I know we’re not sending people to the moon here. Even though we don’t know the consequences of this inconsistency, it’s hard to conceive of anyone dying because of it. So let’s make it clear: I’m not saying that the sky is falling, and I’m not making a value judgment as to whether we should fix it. That stuff is for you and the project managers to decide upon. It’s simply my role to observe it, to investigate it, and to report it.

I think it might be important, though, for us to understand why the problem is there in the first place. That’s because I don’t know whether the problem that I’m seeing is a big deal. And the thing is, until you’ve looked at the code, neither do you.

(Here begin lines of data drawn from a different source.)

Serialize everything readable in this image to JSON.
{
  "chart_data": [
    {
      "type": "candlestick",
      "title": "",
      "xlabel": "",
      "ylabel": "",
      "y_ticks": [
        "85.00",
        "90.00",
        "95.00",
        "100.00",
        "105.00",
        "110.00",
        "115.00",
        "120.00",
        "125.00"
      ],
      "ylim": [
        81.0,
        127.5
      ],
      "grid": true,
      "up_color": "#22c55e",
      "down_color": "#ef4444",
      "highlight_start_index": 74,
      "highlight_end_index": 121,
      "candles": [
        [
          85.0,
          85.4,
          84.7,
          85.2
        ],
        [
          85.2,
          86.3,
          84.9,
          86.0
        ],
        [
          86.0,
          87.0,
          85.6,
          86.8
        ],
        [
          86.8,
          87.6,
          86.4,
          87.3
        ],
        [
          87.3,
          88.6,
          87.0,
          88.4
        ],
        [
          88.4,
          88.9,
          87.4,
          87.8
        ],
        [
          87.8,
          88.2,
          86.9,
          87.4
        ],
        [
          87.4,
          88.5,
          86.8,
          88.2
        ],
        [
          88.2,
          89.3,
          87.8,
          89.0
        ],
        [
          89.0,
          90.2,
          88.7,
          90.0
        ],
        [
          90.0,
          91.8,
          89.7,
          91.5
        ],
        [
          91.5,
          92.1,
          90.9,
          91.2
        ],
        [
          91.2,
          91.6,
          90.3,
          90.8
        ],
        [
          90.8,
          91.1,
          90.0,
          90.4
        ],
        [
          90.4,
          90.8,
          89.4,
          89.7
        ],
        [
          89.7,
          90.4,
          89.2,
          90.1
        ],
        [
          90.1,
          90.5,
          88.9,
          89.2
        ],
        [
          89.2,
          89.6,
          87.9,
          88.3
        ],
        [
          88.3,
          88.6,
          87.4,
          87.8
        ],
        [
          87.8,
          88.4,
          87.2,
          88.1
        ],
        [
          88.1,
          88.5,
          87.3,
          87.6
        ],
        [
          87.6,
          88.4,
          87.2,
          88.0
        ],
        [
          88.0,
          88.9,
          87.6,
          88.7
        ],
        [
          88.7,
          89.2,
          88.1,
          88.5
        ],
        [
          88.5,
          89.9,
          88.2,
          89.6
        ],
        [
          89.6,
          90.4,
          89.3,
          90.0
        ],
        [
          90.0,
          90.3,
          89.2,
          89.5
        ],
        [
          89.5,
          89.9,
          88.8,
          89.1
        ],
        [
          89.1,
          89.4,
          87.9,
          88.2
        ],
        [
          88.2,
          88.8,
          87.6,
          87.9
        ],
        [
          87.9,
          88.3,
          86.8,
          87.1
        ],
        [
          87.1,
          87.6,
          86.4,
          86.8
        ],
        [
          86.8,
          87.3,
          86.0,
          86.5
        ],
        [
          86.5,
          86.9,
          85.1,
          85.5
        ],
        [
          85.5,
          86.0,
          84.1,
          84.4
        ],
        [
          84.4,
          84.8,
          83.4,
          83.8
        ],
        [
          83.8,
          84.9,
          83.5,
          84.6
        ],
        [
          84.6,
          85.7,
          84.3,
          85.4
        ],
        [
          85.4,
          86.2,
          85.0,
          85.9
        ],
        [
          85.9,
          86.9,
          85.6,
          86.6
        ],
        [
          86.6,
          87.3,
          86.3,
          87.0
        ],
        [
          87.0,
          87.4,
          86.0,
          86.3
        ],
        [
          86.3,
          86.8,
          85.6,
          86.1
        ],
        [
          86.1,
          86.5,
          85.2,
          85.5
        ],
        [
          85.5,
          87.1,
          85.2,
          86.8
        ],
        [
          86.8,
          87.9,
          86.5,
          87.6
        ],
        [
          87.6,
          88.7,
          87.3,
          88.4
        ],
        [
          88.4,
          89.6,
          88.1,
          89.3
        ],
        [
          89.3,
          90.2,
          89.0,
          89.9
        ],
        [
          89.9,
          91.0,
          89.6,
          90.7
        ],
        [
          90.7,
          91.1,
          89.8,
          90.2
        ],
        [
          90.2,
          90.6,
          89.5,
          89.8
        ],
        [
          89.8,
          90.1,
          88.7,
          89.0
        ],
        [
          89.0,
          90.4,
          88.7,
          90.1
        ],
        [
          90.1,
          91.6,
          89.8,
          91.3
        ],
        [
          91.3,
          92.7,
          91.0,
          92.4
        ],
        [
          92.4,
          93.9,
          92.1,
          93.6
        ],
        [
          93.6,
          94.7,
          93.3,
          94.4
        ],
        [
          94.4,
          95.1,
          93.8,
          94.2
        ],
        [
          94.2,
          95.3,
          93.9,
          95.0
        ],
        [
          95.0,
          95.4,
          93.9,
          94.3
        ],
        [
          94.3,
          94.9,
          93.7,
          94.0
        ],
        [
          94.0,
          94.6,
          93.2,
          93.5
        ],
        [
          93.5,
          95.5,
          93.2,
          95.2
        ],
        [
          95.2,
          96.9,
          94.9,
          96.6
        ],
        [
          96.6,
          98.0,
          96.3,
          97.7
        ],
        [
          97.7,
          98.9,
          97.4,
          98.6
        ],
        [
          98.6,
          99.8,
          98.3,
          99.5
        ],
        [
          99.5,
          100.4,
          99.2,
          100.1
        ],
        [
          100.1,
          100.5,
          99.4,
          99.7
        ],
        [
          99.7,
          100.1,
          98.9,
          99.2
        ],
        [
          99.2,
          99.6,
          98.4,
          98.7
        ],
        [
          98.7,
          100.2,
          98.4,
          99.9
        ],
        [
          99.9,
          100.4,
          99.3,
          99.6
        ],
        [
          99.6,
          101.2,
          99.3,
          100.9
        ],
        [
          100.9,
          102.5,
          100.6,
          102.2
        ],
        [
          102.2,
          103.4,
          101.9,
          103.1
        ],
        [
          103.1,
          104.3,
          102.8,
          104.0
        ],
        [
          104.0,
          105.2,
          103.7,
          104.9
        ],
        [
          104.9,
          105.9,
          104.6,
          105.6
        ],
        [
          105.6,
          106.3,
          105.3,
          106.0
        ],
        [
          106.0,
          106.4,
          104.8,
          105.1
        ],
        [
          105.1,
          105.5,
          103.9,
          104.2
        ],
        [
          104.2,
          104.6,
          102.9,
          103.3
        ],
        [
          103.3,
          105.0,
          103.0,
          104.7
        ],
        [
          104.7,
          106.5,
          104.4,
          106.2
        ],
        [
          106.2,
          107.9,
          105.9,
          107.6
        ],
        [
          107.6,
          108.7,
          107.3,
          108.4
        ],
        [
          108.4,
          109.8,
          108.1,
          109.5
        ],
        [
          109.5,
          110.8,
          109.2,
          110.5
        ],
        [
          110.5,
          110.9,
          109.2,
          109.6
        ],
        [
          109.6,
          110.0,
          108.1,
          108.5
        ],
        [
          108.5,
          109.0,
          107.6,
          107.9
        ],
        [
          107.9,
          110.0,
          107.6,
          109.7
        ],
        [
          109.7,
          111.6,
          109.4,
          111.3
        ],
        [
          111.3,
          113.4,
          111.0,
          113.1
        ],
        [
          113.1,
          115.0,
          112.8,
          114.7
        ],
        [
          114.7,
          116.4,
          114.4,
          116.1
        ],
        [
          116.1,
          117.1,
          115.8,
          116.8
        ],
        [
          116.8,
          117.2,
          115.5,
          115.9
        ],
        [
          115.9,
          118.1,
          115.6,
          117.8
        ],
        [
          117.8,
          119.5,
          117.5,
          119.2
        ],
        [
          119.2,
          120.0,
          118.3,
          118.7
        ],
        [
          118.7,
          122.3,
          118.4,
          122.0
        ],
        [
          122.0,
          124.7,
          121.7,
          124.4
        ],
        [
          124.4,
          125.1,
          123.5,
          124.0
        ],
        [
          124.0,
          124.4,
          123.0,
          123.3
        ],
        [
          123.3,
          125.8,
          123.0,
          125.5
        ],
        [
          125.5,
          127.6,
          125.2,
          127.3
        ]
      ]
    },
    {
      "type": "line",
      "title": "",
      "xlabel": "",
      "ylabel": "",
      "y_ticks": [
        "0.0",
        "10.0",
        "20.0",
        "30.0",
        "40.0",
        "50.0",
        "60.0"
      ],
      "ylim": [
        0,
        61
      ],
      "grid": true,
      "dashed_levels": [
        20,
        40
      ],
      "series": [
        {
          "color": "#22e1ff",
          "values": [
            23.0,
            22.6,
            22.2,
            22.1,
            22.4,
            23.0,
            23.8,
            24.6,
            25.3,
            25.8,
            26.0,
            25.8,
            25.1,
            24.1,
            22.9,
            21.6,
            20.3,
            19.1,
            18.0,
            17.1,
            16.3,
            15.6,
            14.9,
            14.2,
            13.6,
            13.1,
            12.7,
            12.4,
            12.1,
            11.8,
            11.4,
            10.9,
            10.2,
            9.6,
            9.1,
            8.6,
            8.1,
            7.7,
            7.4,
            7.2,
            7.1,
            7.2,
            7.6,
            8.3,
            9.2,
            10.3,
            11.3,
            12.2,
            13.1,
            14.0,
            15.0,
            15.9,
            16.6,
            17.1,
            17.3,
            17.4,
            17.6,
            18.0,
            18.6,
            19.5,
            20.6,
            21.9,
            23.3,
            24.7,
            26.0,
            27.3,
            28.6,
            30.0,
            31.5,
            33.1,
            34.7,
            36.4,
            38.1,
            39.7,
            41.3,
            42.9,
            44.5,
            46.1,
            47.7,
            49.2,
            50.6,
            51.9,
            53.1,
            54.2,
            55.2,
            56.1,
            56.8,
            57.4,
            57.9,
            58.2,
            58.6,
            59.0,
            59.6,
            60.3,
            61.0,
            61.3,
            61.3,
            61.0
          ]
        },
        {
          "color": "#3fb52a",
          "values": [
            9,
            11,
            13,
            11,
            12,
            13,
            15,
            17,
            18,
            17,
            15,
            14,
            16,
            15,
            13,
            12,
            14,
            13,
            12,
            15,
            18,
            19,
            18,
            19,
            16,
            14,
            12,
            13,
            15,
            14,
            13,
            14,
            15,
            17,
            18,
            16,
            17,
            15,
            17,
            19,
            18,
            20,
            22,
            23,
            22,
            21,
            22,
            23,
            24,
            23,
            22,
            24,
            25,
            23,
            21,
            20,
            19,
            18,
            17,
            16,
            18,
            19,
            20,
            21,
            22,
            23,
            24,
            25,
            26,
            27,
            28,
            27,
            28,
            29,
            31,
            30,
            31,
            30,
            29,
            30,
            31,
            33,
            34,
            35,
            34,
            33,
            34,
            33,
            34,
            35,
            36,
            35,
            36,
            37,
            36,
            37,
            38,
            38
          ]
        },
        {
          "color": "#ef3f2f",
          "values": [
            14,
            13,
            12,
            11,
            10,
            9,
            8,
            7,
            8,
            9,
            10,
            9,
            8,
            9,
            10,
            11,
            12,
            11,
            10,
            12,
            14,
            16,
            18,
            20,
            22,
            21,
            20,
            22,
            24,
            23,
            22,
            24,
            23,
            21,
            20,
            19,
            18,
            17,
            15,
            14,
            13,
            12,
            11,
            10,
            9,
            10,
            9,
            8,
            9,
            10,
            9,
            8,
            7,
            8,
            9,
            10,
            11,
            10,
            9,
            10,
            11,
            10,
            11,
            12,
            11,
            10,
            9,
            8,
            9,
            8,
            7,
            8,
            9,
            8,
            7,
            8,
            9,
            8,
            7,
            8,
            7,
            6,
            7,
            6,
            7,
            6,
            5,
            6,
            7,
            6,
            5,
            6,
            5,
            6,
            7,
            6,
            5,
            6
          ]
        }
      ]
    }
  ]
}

As always, it’s your call. And as usual, I’m happy to assist you in running whatever tests you’d like me to run on your behalf. I’ll also poke around and see if I can find any other surprises.

Your friend,

The Tester

P.S. I did run a second test. This time, I used PerlClip to craft a string of 100000 instances of :). That pair of characters, in normal circumstances, results in a smiley-face emoticon. It seemed as though the input field accepted the characters literally, and then converted them to the graphical smiley face. It took a long, long time for the input field to render this. I thought that my chat window had crashed, but it hadn’t. Eventually it finished processing, and displayed what it had parsed from this odd input. I didn’t see 32768 smileys, nor 29996, nor 16384, nor 14998. I saw exactly two dots. Weird, huh?